A friend of mine has recently had the a$$ blown out of his tv. On the secondary side three caps had exploded and I'm guessing went short. I don't have an ESR meter or an LCR to have measured them with, but the magic smoke escaped for sure. I got those three caps replaced, rated 35v, 470uF and a couple 680uF. Replaced them all with 35v rated 680's, which according to one of Dave's repair vids, should be fine to go higher capacitance. Got it back together and it still didn't work. Pulled apart one last time and measured some 252 packaged p-channel mosfets labeled "apm4050b". They looked okay but the board underneath in that area was stained brown and on the underside are two heat sinks for them. Did some in-circuit measurements of them and got continuity between the big drain tab and everything else. They must be shot right? Well the only datasheet I can find on these things lists negative voltage specs. How would I source new parts for these? I've checked around digikey and the search doesn't list negative voltages. Just trying to save my buddy some cash shelling out for a new tv and learn something about repair at the same time. Might even get a new soldering iron out of the deal XD
Here is a link to the only datasheet I could find for that part number.

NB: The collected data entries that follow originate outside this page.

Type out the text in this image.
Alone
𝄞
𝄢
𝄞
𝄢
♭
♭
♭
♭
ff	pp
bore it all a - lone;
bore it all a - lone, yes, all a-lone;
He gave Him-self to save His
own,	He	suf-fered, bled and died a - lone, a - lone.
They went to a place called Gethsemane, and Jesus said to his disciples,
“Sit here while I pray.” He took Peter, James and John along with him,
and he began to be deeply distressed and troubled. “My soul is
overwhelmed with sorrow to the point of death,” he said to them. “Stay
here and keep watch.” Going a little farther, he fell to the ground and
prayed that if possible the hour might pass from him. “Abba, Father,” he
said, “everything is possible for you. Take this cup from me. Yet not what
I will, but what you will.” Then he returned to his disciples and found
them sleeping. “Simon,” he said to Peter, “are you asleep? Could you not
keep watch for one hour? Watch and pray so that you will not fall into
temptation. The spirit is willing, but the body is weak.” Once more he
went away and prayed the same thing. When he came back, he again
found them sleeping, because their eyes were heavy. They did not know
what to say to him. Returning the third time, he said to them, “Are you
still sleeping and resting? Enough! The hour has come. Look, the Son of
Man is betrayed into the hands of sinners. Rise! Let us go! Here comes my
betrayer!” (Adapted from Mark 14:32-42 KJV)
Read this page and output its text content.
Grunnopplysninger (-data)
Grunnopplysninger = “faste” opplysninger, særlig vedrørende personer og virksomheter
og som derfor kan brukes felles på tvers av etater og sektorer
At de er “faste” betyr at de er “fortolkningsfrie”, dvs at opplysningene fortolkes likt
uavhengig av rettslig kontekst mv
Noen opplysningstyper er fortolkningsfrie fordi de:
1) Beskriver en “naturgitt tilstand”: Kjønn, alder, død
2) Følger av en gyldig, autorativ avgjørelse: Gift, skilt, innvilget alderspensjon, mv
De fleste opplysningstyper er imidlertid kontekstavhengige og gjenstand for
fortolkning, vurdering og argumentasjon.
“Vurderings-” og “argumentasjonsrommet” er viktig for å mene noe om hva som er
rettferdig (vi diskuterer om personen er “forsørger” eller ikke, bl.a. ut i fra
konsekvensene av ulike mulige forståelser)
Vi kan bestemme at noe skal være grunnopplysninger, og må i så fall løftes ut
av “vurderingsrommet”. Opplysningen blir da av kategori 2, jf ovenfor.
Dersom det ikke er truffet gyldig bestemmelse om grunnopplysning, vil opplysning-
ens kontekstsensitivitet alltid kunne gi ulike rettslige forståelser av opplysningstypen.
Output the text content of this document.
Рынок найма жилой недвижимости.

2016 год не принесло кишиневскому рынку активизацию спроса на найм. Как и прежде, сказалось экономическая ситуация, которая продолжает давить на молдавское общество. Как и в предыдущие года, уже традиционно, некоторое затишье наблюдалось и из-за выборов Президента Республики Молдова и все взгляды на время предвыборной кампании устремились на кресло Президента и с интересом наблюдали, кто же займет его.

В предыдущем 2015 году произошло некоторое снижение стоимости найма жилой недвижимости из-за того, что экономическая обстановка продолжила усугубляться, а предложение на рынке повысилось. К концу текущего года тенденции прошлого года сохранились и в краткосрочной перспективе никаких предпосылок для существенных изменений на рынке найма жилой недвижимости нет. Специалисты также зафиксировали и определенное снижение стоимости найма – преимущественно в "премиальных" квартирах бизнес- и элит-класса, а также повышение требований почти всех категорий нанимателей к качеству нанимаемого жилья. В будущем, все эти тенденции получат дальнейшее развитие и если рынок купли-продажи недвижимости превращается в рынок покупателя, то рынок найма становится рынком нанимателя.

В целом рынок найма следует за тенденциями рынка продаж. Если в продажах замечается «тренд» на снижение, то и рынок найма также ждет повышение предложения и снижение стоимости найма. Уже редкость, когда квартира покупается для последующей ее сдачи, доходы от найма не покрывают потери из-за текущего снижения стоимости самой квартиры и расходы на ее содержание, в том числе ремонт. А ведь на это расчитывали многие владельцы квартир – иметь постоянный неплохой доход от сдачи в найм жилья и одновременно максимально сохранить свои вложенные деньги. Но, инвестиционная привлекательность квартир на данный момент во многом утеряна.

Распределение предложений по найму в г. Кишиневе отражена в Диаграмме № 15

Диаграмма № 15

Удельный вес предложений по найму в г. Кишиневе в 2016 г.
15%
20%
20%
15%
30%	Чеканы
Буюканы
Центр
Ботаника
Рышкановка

http://www.datasheetbay.com/pdf/1107191/APM4050BPU.html Thanks for taking the time to read this wall of text folks, cheers!
edit:
FDD4685 seems to be a close match.
Except that the Rds is at least 16 times higher but will still work [
if that is the smoking gun].
I would actually suggest salvage pmos from junk board for trial first because I don't endorse trial and error repair fixes anyway. Don't need to go all out to look for few cents component for it now.
Thank you for the responses. Yes, I'd rather know more about repairing TV's before actually doing it, but what's the fun in that?
Before I waste my friends money, I'll check my voltages for sure. Since drain is common I should have a lower voltage on the gate than the source right? Also, how can you tell it's logic level?
I am sorry but I think you should first discover why 3 capacitors in the secondary would explode before anything else otherwise you would be searching and buying in vain.
And if 3 capacitors really exploded, it wouldn't be just simple voltage measurement.
But I think there is distinction between wanting to repair versus having fun, I am more incline to think the latter.
So have fun discovering
A bit of both really, you're right. Saying they exploded was a bit of an over statement I guess. They had either just bulged at the top, or had semi-punctured the vent. Other than that and the stained, over heated looking board, I didn't see any thing too obvious.
edit:
FDD4685 seems to be a close match.
Except that the Rds is at least 16 times higher but will still work [if that is the smoking gun].
fdd4685 datasheet (
http://www.mouser.com/ds/2/149/FDD4685-1007311.pdf)
Rds(on) = 27mOhm Vgs=-10v
Rds(on) = 35mOhm Vgs=-4.5v
APM4050BPU datasheet(
http://www.1mos.com/upload/file/SINOPOWER/APM4050BPU.pdf)
Rds(on) = 33mOhm Vgs=-10v
Rds(on) = 59mOhm Vgs=-4.5v
The fdd4685 has smoller Rds(on) than the APM4050BPU. not 16 times higher.
Am i missing something Armadillo?
Also, how can you tell it's logic level?
It will be mentioned in the datasheet , at the beginning . But some times they don't. Then the only clue is when at the first page of the datasheet , you will see 2 values for Rds(on) . One at 10v and another for 4,5v (or 5v). Then the mosfet is a logic level .
its the same datasheet .But datasheetbay.com shows to you an html version . the conversion program (pdf->html) couldn't understand the greek leter
and put in place the letter 'w' .
Check whatever drives the mosfet too, since the mosfet shorted, the driver is probably bad, unless you got lucky and there's a gate resistor that went open.
So is the FDD4685 compatible or not? I have the same problem. I have 2 blown mosfets APM4050B & APM4030B. I also had 3 blown caps but replacing them did not fix the TV. I am putting this TV back together until I get parts.
That is a typical failure mode of many modern electrolytic capacitors, I've replaced hundreds of bulging/leaking capacitors where nothing else was wrong with the circuit. The discolored PCB is not necessarily an indication of a fault either, lots of components run hot enough in normal operation to discolor the PCB over time.